Cette logique fédéraliste s'exprime sans ambages dans la proposition du SPD avalisée par le Chancelier Schröder. Celle-ci ne vise à rien moins qu'à transformer le Conseil des ministres en chambre haute (Chambre européenne des Etats), à renforcer encore les pouvoirs du Parlement européen par l'élargissement de la co-décision et par l'octroi d'une pleine compétence budgétaire, et enfin à faire de la Commission le véritable " gouvernement européen ". Le système Monnet-Schumann, imaginé dans les années cinquante, visait contourner les gouvernements nationaux par une Commission maîtrisant l'initiative et l'exécution. La proposition Schröder, elle, vise carrément à leur substituer un système institutionnel classique, fondé sur le bicamérisme et la responsabilité gouvernementale de la Commission devant la Chambre basse (le Parlement européen), reléguant ainsi les Etats-nations dans des tâches subsidiaires.

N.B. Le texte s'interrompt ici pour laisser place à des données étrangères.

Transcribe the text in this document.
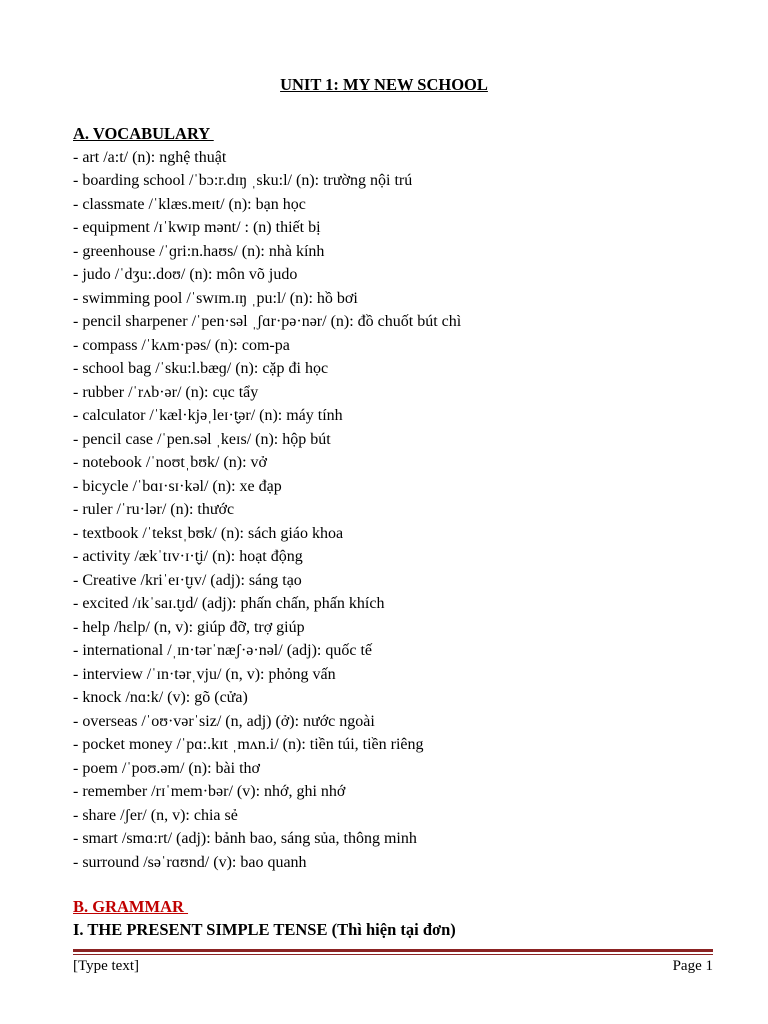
UNIT 1: MY NEW SCHOOL
A. VOCABULARY
- art /a:t/ (n): nghệ thuật
- boarding school /ˈbɔ:r.dɪŋ ˌsku:l/ (n): trường nội trú
- classmate /ˈklæs.meɪt/ (n): bạn học
- equipment /ɪˈkwɪp mənt/ : (n) thiết bị
- greenhouse /ˈɡri:n.haʊs/ (n): nhà kính
- judo /ˈdʒu:.doʊ/ (n): môn võ judo
- swimming pool /ˈswɪm.ɪŋ ˌpu:l/ (n): hồ bơi
- pencil sharpener /ˈpen·səl ˌʃɑr·pə·nər/ (n): đồ chuốt bút chì
- compass /ˈkʌm·pəs/ (n): com-pa
- school bag /ˈsku:l.bæɡ/ (n): cặp đi học
- rubber /ˈrʌb·ər/ (n): cục tẩy
- calculator /ˈkæl·kjəˌleɪ·t̬ər/ (n): máy tính
- pencil case /ˈpen.səl ˌkeɪs/ (n): hộp bút
- notebook /ˈnoʊtˌbʊk/ (n): vở
- bicycle /ˈbɑɪ·sɪ·kəl/ (n): xe đạp
- ruler /ˈru·lər/ (n): thước
- textbook /ˈtekstˌbʊk/ (n): sách giáo khoa
- activity /ækˈtɪv·ɪ·t̬i/ (n): hoạt động
- Creative /kriˈeɪ·t̬ɪv/ (adj): sáng tạo
- excited /ɪkˈsaɪ.t̬ɪd/ (adj): phấn chấn, phấn khích
- help /hɛlp/ (n, v): giúp đỡ, trợ giúp
- international /ˌɪn·tərˈnæʃ·ə·nəl/ (adj): quốc tế
- interview /ˈɪn·tərˌvju/ (n, v): phỏng vấn
- knock /nɑ:k/ (v): gõ (cửa)
- overseas /ˈoʊ·vərˈsiz/ (n, adj) (ở): nước ngoài
- pocket money /ˈpɑ:.kɪt ˌmʌn.i/ (n): tiền túi, tiền riêng
- poem /ˈpoʊ.əm/ (n): bài thơ
- remember /rɪˈmem·bər/ (v): nhớ, ghi nhớ
- share /ʃer/ (n, v): chia sẻ
- smart /smɑ:rt/ (adj): bảnh bao, sáng sủa, thông minh
- surround /səˈrɑʊnd/ (v): bao quanh
B. GRAMMAR
I. THE PRESENT SIMPLE TENSE (Thì hiện tại đơn)
[Type text]	Page 1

A cette révolution institutionnelle, le Chancelier Schröder ajoute l'intégration de la Charte des droits fondamentaux aux traités, dans la perspective d'une Constitution européenne, le droit accordé à tout citoyen de porter plainte devant la Cour de justice européenne, -Bonjour la " démocratie contentieuse !- et enfin la création d'une police judiciaire, d'une police des frontières et d'un Parquet européens.

Il est remarquable que ce projet fédéral s'intègre parfaitement dans un projet d'uniformisation libérale et marchande

Il est remarquable que ce projet fédéral s'intègre parfaitement dans un projet d'uniformisation libérale et marchande (ouverture à la concurrence des services publics, création d'un marché financier unique, réaffirmation d'un objectif de stabilité pour l'euro, etc.).

C'est la Fédération libérale, c'est-à-dire au coût minimal.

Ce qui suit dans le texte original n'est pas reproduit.